For JonBoy, it started with Sofia Richie, who requested the word "clarity" a few inches below her left ear. "She was so young, and breaking into the modeling industry," he remembers. "I was like, 'are you sure?' and she was like, 'yeah, of course, I just want it super small in print letters.'" The delicacy of the lettering, the size and placement of the tattoo look undeniably at home on the model's slender neck. From there, the powers of Instagram took over, and the trend was set.
In addition, the newest class of internet famous rappers, including Lil Uzi Vert, 21 Savage and the late Lil Peep, offer plenty of ink inspiration for the young, fashion-forward population. And what could be easier than a neck tattoo like JonBoy's? "You're not getting some giant neck piece and sitting for hours in the chair. It can take 15, 20 minutes. Plus, there's makeup out there, where you can cover it up if you really need to."
All this may make a compelling case in the trend's favor, but making the decision to get tattooed on one's neck or face must be done carefully and with greater attention paid to skin care, since the skin there is especially prone to age and sun damage. Dr. Jessica Weiser, a dermatologist specializing in cancer prevention and anti-aging at the Flatiron district's swanky New York Dermatology Group, stresses that proper placement is key in tattooing the neck: "The face, neck, and décolletage are some of the most frequently sun exposed and sun damaged skin sites and are also prone to sagging or laxity, and therefore have a high risk of tattoo fading, drooping and changing over time."

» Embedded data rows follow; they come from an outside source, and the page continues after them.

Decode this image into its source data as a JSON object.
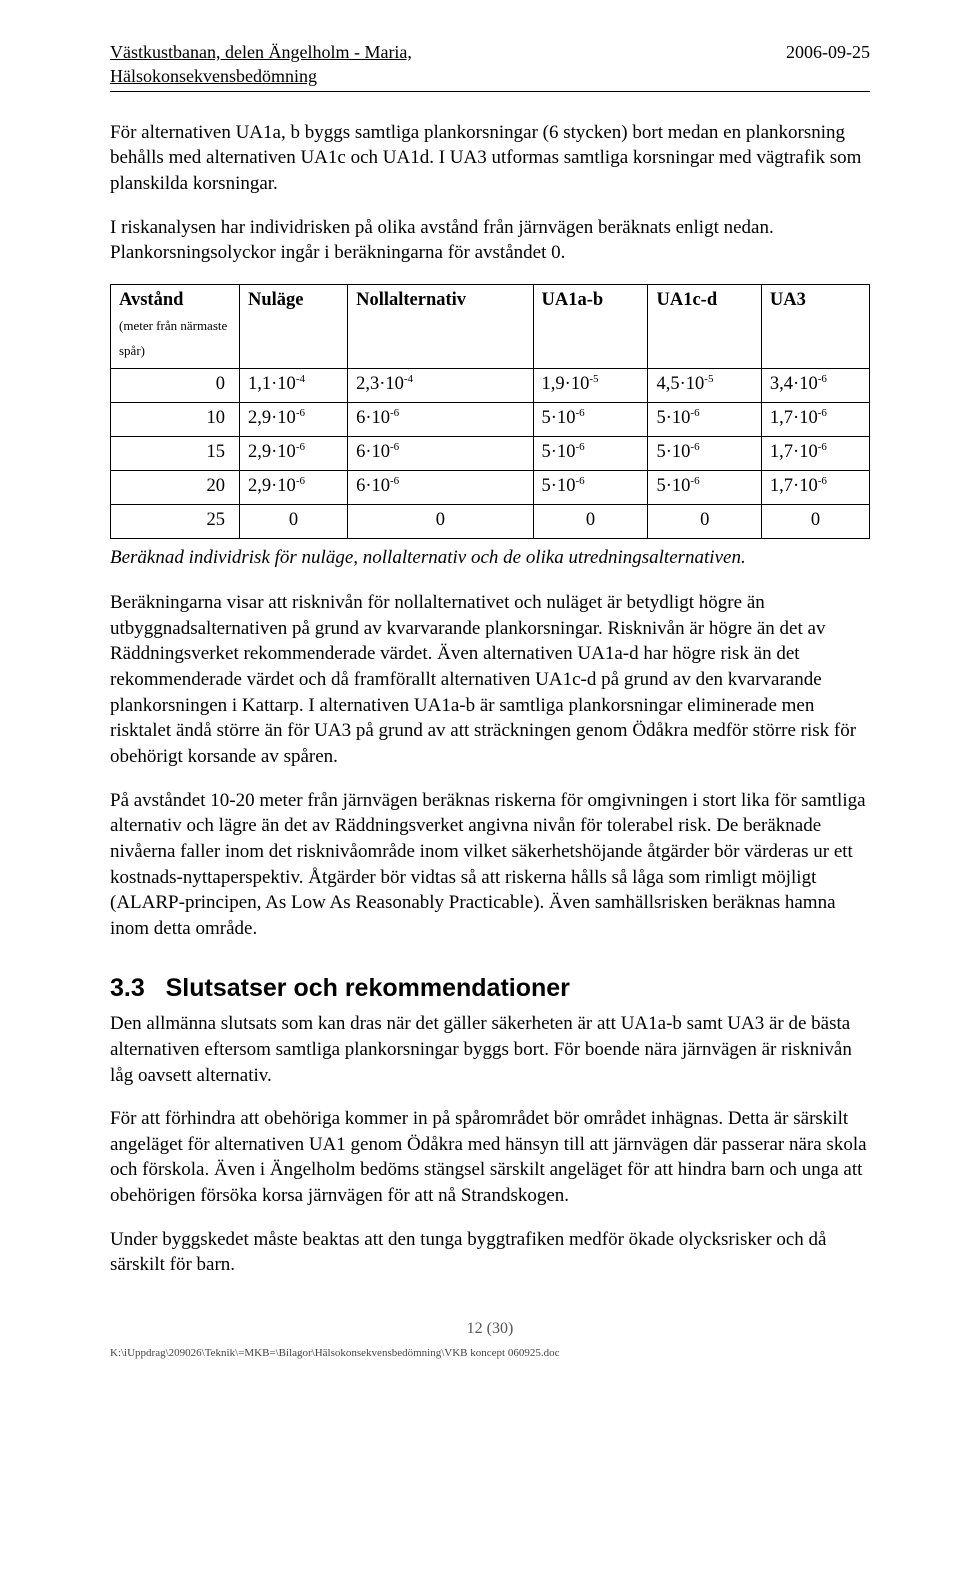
{
  "header": {
    "title_line1": "Västkustbanan, delen Ängelholm - Maria,",
    "title_line2": "Hälsokonsekvensbedömning",
    "date": "2006-09-25"
  },
  "para1": "För alternativen UA1a, b byggs samtliga plankorsningar (6 stycken) bort medan en plankorsning behålls med alternativen UA1c och UA1d. I UA3 utformas samtliga korsningar med vägtrafik som planskilda korsningar.",
  "para2": "I riskanalysen har individrisken på olika avstånd från järnvägen beräknats enligt nedan. Plankorsningsolyckor ingår i beräkningarna för avståndet 0.",
  "table": {
    "colheaders": {
      "c0_main": "Avstånd",
      "c0_sub": "(meter från närmaste spår)",
      "c1": "Nuläge",
      "c2": "Nollalternativ",
      "c3": "UA1a-b",
      "c4": "UA1c-d",
      "c5": "UA3"
    },
    "rows": [
      {
        "avstand": "0",
        "v": [
          [
            "1,1",
            "-4"
          ],
          [
            "2,3",
            "-4"
          ],
          [
            "1,9",
            "-5"
          ],
          [
            "4,5",
            "-5"
          ],
          [
            "3,4",
            "-6"
          ]
        ]
      },
      {
        "avstand": "10",
        "v": [
          [
            "2,9",
            "-6"
          ],
          [
            "6",
            "-6"
          ],
          [
            "5",
            "-6"
          ],
          [
            "5",
            "-6"
          ],
          [
            "1,7",
            "-6"
          ]
        ]
      },
      {
        "avstand": "15",
        "v": [
          [
            "2,9",
            "-6"
          ],
          [
            "6",
            "-6"
          ],
          [
            "5",
            "-6"
          ],
          [
            "5",
            "-6"
          ],
          [
            "1,7",
            "-6"
          ]
        ]
      },
      {
        "avstand": "20",
        "v": [
          [
            "2,9",
            "-6"
          ],
          [
            "6",
            "-6"
          ],
          [
            "5",
            "-6"
          ],
          [
            "5",
            "-6"
          ],
          [
            "1,7",
            "-6"
          ]
        ]
      }
    ],
    "zero_row": {
      "avstand": "25",
      "vals": [
        "0",
        "0",
        "0",
        "0",
        "0"
      ]
    }
  },
  "table_caption": "Beräknad individrisk för nuläge, nollalternativ och de olika utredningsalternativen.",
  "para3": "Beräkningarna visar att risknivån för nollalternativet och nuläget är betydligt högre än utbyggnadsalternativen på grund av kvarvarande plankorsningar. Risknivån är högre än det av Räddningsverket rekommenderade värdet. Även alternativen UA1a-d har högre risk än det rekommenderade värdet och då framförallt alternativen UA1c-d på grund av den kvarvarande plankorsningen i Kattarp. I alternativen UA1a-b är samtliga plankorsningar eliminerade men risktalet ändå större än för UA3 på grund av att sträckningen genom Ödåkra medför större risk för obehörigt korsande av spåren.",
  "para4": "På avståndet 10-20 meter från järnvägen beräknas riskerna för omgivningen i stort lika för samtliga alternativ och lägre än det av Räddningsverket angivna nivån för tolerabel risk. De beräknade nivåerna faller inom det risknivåområde inom vilket säkerhetshöjande åtgärder bör värderas ur ett kostnads-nyttaperspektiv. Åtgärder bör vidtas så att riskerna hålls så låga som rimligt möjligt (ALARP-principen, As Low As Reasonably Practicable). Även samhällsrisken beräknas hamna inom detta område.",
  "section": {
    "number": "3.3",
    "title": "Slutsatser och rekommendationer"
  },
  "para5": "Den allmänna slutsats som kan dras när det gäller säkerheten är att UA1a-b samt UA3 är de bästa alternativen eftersom samtliga plankorsningar byggs bort. För boende nära järnvägen är risknivån låg oavsett alternativ.",
  "para6": "För att förhindra att obehöriga kommer in på spårområdet bör området inhägnas. Detta är särskilt angeläget för alternativen UA1 genom Ödåkra med hänsyn till att järnvägen där passerar nära skola och förskola. Även i Ängelholm bedöms stängsel särskilt angeläget för att hindra barn och unga att obehörigen försöka korsa järnvägen för att nå Strandskogen.",
  "para7": "Under byggskedet måste beaktas att den tunga byggtrafiken medför ökade olycksrisker och då särskilt för barn.",
  "pagenum": "12 (30)",
  "footer": "K:\\iUppdrag\\209026\\Teknik\\=MKB=\\Bilagor\\Hälsokonsekvensbedömning\\VKB koncept 060925.doc"
}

Weiser also notes the placement of a tattoo on the neck is crucial and must be handled by an experienced artist — one like JonBoy, for instance, who is happy to take his time deciding where a tattoo needs to be. "Obviously you don't want to do something that's going to blur out when the person starts to wrinkle, but you also have to think about the healing period, when the person's going to be twisting and turning and moving around. For me, it's also aesthetic — just stepping back and seeing how it looks from a few feet away and making sure it looks like it belongs. I make sure that it's 100 percent correct, even if I have to put down the stencil 50 times."

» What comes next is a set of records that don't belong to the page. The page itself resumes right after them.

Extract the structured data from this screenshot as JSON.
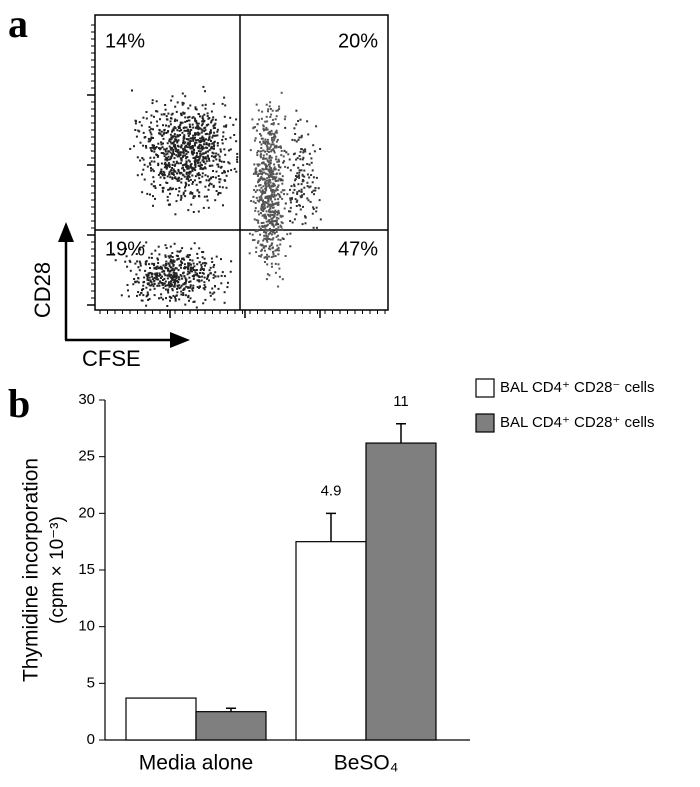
{
  "chart_data": [
    {
      "type": "quadrant",
      "panel": "a",
      "xlabel": "CFSE",
      "ylabel": "CD28",
      "values": [
        14,
        20,
        19,
        47
      ],
      "value_labels": [
        "14%",
        "20%",
        "19%",
        "47%"
      ]
    },
    {
      "type": "bar",
      "panel": "b",
      "ylabel": [
        "Thymidine incorporation",
        "(cpm × 10⁻³)"
      ],
      "categories": [
        "Media alone",
        "BeSO₄"
      ],
      "series": [
        {
          "name": "BAL CD4⁺ CD28⁻ cells",
          "color": "#ffffff",
          "values": [
            3.7,
            17.5
          ],
          "errors": [
            null,
            2.5
          ]
        },
        {
          "name": "BAL CD4⁺ CD28⁺ cells",
          "color": "#7f7f7f",
          "values": [
            2.5,
            26.2
          ],
          "errors": [
            0.3,
            1.7
          ]
        }
      ],
      "annotations": [
        "4.9",
        "11"
      ],
      "ylim": [
        0,
        30
      ],
      "yticks": [
        0,
        5,
        10,
        15,
        20,
        25,
        30
      ]
    }
  ]
}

In the long term, Dr. Weiser recommends above all that recipients follow proper moisturizing and sun protective routines every single day. Immediately after getting tattooed, however, the doctor sides with the artist: "To prevent fading and maintain tattoo condition and quality, it is crucial to follow the artist's immediate aftercare instructions to minimize scabbing and flaking of skin." According to JonBoy, each artist has their own way (his involves a transparent, non-porous bandage to be left on for five days), but they all seem to share a few things in common: keep it clean, keep it moisturized, and keep it out of the sun. Dr. Weiser also recommends against tattooing over any existing moles or lesions so as not to interfere with annual skin checks.

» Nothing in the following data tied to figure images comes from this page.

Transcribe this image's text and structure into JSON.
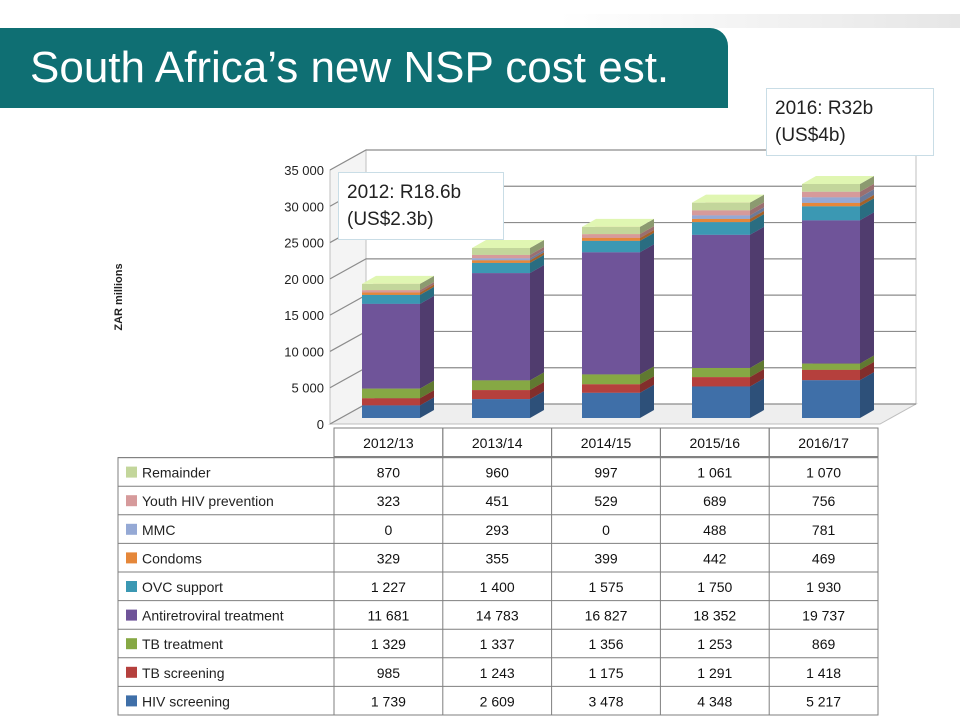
{
  "slide": {
    "title": "South Africa’s new NSP cost est.",
    "callout_2016_line1": "2016: R32b",
    "callout_2016_line2": "(US$4b)",
    "callout_2012_line1": "2012: R18.6b",
    "callout_2012_line2": "(US$2.3b)"
  },
  "chart_data": {
    "type": "bar",
    "stacked": true,
    "three_d": true,
    "ylabel": "ZAR millions",
    "ylim": [
      0,
      35000
    ],
    "yticks": [
      0,
      5000,
      10000,
      15000,
      20000,
      25000,
      30000,
      35000
    ],
    "ytick_labels": [
      "0",
      "5 000",
      "10 000",
      "15 000",
      "20 000",
      "25 000",
      "30 000",
      "35 000"
    ],
    "grid": true,
    "legend_position": "data table",
    "categories": [
      "2012/13",
      "2013/14",
      "2014/15",
      "2015/16",
      "2016/17"
    ],
    "series": [
      {
        "name": "HIV screening",
        "color": "#3f6fa8",
        "values": [
          1739,
          2609,
          3478,
          4348,
          5217
        ],
        "labels": [
          "1 739",
          "2 609",
          "3 478",
          "4 348",
          "5 217"
        ]
      },
      {
        "name": "TB screening",
        "color": "#b5403d",
        "values": [
          985,
          1243,
          1175,
          1291,
          1418
        ],
        "labels": [
          "985",
          "1 243",
          "1 175",
          "1 291",
          "1 418"
        ]
      },
      {
        "name": "TB treatment",
        "color": "#86a844",
        "values": [
          1329,
          1337,
          1356,
          1253,
          869
        ],
        "labels": [
          "1 329",
          "1 337",
          "1 356",
          "1 253",
          "869"
        ]
      },
      {
        "name": "Antiretroviral treatment",
        "color": "#6f5499",
        "values": [
          11681,
          14783,
          16827,
          18352,
          19737
        ],
        "labels": [
          "11 681",
          "14 783",
          "16 827",
          "18 352",
          "19 737"
        ]
      },
      {
        "name": "OVC support",
        "color": "#3b98b3",
        "values": [
          1227,
          1400,
          1575,
          1750,
          1930
        ],
        "labels": [
          "1 227",
          "1 400",
          "1 575",
          "1 750",
          "1 930"
        ]
      },
      {
        "name": "Condoms",
        "color": "#e5873a",
        "values": [
          329,
          355,
          399,
          442,
          469
        ],
        "labels": [
          "329",
          "355",
          "399",
          "442",
          "469"
        ]
      },
      {
        "name": "MMC",
        "color": "#95a9d5",
        "values": [
          0,
          293,
          0,
          488,
          781
        ],
        "labels": [
          "0",
          "293",
          "0",
          "488",
          "781"
        ]
      },
      {
        "name": "Youth HIV prevention",
        "color": "#d69a9b",
        "values": [
          323,
          451,
          529,
          689,
          756
        ],
        "labels": [
          "323",
          "451",
          "529",
          "689",
          "756"
        ]
      },
      {
        "name": "Remainder",
        "color": "#c3d69b",
        "values": [
          870,
          960,
          997,
          1061,
          1070
        ],
        "labels": [
          "870",
          "960",
          "997",
          "1 061",
          "1 070"
        ]
      }
    ]
  }
}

A neck tattoo may, of course, still fade. "It's just the nature of skin. When you look at an 80 year old man who has war tattoos, it's definitely blurred out," JonBoy says. "But at the same time, I feel like technology has changed and the needles have changed and people are using really quality ink, so it's all in the application."
Indeed, just about everything about tattooing has changed — even the fact of their permanence. As tattooing technology evolves, so does removal, which is one of Dr. Weiser's most popular procedures, performed with lasers. Removing a tattoo from the delicate skin of the neck may take more sessions at lower levels and must be done carefully, but one thing is certain: Deciding to get a tattoo today is a different kind of choice than it's ever been. And the choice is yours to make.